- Born: 1 December 1888 Clermont-Ferrand, France
- Died: September 22, 1976 (aged 87) Monte Carlo, Monaco
- Allegiance: France
- Branch: Aviation
- Rank: Capitaine (later Colonel)
- Unit: Escadrille 37
- Commands: Escadrille 37
- Awards: Legion d'Honneur Croix de Guerre Mentioned in dispatches six times

= Roger Poupon =

WW1 French flying ace

Capitaine (later Colonel) Roger Poupon was a French World War I flying ace credited with eight aerial victories.

==Biography==
See also Aerial victory standards of World War I

Roger Poupon was born in Clermont-Ferrand, France on 1 December 1888.

Poupon performed his required military service as an enlisted cavalryman from 1 October 1909 to 24 September 1911, then was passed to the reserves. On 1 August 1914, as part of the French mobilization for World War I, he was recalled to active duty. By 13 October 1914, he had been commissioned as a temporary Sous lieutenant. He was confirmed in this rank on 5 January 1916.

On 6 November 1916, he was forwarded for pilot's training. On 26 January 1917, he graduated with his Military Pilot's Brevet. After advanced instruction, he was posted to a combat unit, Escadrille N.37, on 11 April 1917. He would help shoot down a German observation balloon and an enemy airplane in March 1918. On 18 June 1918, he assumed command of the escadrille.

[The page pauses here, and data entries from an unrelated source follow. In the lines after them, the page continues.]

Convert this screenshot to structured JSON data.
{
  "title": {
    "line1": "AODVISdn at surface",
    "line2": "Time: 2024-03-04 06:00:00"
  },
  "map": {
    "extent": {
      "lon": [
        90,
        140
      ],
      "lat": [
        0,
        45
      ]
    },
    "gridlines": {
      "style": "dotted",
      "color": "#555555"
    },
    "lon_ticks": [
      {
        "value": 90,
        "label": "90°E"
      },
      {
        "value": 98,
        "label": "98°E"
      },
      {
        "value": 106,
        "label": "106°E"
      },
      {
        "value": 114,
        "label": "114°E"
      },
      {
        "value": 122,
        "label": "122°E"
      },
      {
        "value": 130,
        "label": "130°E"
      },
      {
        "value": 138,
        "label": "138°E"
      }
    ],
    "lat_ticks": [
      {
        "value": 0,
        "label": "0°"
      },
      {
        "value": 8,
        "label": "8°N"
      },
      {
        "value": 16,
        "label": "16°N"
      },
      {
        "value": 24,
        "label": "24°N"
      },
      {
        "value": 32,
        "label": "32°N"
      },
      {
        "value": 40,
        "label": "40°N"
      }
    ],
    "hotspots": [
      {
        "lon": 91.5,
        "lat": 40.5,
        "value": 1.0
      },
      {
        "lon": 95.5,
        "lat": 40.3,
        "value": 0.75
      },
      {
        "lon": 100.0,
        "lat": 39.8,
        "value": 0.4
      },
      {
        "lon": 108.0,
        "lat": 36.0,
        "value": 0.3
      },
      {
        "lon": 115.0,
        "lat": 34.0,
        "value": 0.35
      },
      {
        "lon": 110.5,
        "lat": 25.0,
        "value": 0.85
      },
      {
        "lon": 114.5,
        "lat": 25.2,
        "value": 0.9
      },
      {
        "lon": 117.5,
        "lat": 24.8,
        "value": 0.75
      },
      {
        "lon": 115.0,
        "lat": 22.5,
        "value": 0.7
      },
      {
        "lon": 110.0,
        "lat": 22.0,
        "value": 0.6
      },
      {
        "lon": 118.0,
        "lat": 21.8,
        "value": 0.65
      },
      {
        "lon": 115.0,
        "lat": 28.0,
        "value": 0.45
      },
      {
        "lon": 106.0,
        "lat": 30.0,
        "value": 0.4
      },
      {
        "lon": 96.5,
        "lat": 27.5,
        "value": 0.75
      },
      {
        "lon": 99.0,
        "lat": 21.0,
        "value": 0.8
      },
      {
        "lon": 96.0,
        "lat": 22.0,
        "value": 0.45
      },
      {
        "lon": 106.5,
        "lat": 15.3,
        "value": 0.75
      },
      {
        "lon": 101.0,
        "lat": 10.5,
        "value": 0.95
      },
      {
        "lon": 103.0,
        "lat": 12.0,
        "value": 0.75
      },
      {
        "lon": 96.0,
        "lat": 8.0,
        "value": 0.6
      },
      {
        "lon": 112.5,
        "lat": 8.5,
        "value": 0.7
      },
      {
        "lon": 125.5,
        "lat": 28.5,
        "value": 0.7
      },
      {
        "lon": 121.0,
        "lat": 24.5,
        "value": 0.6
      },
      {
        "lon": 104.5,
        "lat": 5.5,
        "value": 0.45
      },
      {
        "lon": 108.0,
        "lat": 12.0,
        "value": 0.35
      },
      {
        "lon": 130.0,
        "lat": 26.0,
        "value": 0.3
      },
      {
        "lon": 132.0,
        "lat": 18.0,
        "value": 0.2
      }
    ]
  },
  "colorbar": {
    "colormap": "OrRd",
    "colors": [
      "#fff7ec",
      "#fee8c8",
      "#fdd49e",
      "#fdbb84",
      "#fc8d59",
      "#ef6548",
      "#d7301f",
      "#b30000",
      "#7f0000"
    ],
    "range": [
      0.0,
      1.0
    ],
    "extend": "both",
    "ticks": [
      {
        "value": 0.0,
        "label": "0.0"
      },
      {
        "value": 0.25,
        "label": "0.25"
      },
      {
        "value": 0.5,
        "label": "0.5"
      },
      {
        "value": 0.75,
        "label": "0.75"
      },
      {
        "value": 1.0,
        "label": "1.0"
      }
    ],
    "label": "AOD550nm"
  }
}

He would share six more victories with his wingmates, who included such fellow aces as Bernard Barny de Romanet and Fernand Guyou. On 3 October 1918, he was promoted to Capitaine. By war's end, he had earned the Legion d'honneur, the Croix de Guerre with five palmes, two etoiles de vermeil, two etoiles de argent, and an etoile de bronze. He had also been Mentioned in dispatches six times.

By 12 September 1976, when he died in Monte Carlo, Monaco, he had reached the rank of Colonel.